Tu as du mal à croire que ton bouquin, ton foutu bouquin, peut prendre autant de place dans la tête d’un lecteur que peut en prendre dans celle de tant de lecteurs le dernier - mettons - Harry Potter (« Vous avez vu ? Stephen King et John Irving ont supplié J.K Rowling de pas tuer Harry à la fin. C’est fou, non ? Quel culot ! Quelle audace ! Quelle humilité ! Quels grands enfants ces écrivains américains ! » ) ou qu’en prenait dans ta tête de lecteur adolescent et jeune homme, mettons : Cristal qui Songe ou Terminus les étoiles ou Tous à Zanzibar ou Le Monde du Fleuve ou La Vie Mode d’Emploi qui t’envahissaient entièrement quand tu avais douze quinze vingt cinq ans, au point que tu as longtemps été persuadé d’être le seul à les avoir lus.

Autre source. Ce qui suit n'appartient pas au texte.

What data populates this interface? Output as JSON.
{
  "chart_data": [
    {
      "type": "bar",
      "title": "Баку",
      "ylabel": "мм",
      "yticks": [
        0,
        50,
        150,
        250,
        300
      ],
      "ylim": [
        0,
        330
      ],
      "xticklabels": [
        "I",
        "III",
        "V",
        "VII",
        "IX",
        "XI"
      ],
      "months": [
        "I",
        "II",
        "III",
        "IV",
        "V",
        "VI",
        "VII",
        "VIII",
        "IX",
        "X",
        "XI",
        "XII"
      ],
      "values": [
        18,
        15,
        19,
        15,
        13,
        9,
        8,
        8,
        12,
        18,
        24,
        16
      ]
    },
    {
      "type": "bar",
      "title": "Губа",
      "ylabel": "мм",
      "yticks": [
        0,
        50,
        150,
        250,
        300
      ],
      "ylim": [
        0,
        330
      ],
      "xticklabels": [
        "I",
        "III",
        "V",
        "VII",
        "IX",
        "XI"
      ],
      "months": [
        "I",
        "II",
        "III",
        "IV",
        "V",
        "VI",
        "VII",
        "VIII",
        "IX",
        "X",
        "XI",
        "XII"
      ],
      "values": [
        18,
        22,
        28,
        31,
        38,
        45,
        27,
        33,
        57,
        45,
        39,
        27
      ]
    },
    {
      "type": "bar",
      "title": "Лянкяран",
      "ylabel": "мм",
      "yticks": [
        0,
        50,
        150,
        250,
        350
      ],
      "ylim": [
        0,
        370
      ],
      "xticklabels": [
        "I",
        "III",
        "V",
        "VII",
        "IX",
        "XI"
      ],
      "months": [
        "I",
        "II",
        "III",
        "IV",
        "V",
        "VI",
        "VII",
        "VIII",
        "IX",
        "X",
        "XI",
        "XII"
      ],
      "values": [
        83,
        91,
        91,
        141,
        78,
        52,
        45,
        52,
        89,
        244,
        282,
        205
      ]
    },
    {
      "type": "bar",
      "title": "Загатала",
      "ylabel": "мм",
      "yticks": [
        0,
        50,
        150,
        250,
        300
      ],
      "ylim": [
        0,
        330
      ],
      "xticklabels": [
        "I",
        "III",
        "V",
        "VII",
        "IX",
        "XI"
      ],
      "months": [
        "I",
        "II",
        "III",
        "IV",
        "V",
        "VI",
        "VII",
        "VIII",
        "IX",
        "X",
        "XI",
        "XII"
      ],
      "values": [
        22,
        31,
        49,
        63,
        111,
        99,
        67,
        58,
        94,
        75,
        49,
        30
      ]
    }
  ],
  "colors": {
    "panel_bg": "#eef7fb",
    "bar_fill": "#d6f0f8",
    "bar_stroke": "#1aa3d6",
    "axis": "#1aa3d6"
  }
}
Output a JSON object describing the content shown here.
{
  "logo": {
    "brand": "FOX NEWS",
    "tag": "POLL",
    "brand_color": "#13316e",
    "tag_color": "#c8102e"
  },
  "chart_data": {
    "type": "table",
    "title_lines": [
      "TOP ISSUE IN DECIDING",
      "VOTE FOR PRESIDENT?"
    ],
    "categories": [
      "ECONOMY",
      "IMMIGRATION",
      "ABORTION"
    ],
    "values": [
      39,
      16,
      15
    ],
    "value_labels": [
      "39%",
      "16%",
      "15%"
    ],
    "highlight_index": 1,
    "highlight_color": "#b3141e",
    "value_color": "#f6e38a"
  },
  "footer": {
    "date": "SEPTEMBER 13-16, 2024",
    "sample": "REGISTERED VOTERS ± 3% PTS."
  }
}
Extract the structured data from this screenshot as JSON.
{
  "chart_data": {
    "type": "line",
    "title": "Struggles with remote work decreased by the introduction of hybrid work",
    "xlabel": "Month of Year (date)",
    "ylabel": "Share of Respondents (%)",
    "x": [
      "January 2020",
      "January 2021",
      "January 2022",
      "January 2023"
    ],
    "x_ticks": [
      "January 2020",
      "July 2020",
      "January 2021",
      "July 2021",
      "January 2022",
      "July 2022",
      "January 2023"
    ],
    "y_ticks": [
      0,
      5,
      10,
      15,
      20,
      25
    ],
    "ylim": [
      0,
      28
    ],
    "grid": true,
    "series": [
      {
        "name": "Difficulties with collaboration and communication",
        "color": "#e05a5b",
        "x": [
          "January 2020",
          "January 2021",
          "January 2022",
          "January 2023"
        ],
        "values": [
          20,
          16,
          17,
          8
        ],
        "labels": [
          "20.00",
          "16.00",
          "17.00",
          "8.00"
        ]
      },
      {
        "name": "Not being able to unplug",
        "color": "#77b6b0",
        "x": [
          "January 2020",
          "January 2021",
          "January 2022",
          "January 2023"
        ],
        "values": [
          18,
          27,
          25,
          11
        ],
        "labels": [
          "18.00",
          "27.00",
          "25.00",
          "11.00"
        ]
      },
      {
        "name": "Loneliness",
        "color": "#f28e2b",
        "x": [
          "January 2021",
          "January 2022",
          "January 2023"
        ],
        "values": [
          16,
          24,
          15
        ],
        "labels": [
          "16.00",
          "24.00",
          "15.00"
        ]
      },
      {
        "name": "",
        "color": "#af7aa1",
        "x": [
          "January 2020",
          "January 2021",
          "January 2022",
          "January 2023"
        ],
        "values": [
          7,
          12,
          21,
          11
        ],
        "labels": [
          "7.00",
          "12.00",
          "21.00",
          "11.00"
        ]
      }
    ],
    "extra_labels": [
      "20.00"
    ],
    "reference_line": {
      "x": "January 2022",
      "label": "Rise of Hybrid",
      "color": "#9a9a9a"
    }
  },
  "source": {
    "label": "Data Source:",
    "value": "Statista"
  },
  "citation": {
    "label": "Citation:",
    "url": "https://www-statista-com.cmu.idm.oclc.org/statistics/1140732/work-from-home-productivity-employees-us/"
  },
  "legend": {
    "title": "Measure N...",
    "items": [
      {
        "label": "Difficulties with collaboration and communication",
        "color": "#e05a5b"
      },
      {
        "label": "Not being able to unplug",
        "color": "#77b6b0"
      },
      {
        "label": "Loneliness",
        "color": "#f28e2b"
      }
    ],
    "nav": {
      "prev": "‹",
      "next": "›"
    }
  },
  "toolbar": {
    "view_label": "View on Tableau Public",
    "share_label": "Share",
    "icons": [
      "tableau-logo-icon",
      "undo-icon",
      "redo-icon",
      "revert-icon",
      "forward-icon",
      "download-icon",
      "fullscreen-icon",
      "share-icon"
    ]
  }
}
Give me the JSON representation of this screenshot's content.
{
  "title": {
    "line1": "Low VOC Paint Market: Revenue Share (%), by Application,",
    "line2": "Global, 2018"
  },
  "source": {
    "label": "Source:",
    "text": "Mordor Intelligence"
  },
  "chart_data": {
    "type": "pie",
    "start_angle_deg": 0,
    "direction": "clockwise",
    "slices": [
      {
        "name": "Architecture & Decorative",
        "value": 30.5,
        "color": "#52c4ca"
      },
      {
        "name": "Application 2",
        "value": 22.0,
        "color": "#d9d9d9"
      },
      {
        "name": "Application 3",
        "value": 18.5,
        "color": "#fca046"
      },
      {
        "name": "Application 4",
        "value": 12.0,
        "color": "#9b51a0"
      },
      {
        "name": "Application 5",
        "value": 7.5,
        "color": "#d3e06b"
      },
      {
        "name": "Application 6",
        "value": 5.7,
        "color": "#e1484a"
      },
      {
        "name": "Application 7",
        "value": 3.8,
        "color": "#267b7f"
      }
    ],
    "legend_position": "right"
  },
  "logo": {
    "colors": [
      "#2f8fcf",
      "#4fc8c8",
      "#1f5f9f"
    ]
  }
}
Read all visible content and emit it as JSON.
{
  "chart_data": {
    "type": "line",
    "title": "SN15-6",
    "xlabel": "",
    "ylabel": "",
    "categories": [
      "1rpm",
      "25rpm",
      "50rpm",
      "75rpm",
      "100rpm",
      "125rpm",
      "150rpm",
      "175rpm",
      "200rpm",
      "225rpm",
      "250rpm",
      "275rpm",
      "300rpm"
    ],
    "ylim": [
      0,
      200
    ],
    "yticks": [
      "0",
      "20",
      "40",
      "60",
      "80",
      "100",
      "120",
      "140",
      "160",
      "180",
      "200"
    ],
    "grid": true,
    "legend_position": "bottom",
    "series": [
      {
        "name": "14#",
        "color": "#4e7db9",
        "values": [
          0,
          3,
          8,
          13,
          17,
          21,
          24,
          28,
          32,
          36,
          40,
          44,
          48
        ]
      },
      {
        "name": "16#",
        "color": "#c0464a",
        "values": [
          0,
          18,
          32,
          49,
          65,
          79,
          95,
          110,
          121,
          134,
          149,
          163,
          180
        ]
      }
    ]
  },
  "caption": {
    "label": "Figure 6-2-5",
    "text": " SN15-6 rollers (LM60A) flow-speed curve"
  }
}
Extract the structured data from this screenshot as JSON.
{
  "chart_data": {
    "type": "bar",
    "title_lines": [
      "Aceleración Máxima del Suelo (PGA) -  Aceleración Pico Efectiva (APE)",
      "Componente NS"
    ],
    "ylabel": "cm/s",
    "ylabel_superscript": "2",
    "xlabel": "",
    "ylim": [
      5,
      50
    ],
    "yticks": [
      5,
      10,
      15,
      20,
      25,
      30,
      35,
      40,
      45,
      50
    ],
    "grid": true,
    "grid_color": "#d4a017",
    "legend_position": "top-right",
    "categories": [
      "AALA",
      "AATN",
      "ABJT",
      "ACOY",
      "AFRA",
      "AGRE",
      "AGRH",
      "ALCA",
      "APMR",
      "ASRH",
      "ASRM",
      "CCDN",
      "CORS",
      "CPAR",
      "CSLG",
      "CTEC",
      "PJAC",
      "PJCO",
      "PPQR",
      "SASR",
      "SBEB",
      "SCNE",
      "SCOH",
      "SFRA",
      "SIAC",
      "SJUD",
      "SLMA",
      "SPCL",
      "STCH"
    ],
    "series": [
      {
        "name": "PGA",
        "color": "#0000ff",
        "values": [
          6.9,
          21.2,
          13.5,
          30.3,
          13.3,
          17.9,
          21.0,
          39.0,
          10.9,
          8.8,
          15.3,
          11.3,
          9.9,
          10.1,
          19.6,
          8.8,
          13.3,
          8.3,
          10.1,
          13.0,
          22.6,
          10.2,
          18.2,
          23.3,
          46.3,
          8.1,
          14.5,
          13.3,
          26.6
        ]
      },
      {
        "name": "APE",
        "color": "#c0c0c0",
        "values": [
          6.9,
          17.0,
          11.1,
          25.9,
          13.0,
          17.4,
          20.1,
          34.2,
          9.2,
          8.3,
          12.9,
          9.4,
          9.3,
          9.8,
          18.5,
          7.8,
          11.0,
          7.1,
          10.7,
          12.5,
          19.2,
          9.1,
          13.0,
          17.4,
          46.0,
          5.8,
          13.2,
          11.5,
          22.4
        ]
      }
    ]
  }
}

Parce que, si les livres prennent de la place dans la tête d’un lecteur, c’est aussi parce qu’il ne se prend pas la tête avec, encore faut-il que celle ou celui qui les a écrit l’ait chassé de la sienne et soit passé à autre chose. Et pour toi, passer à autre chose ne coulait pas de source parce que, tous les jours, ou presque, pendant cinq ans, tu avais écrit ton foutu bouquin entre deux boulots alimentaires avec le sentiment confus et honteux de voler tout le monde - les revues qui t’avaient confié des articles, les éditeurs qui t’avaient commandé une traduction ou un livre sur les séries télévisées, MPJ et les enfants à qui tu étais persuadé d’oter le pain de la bouche en écrivant ce truc, ce machin que personne ne te demandait et dont probablement personne ne voudrait (si les films sont bourrés d’écrivains qui n’ont jamais réussi à publier une ligne après un premier roman prometteur, c’est parce qu’il y en a, pardi ! ).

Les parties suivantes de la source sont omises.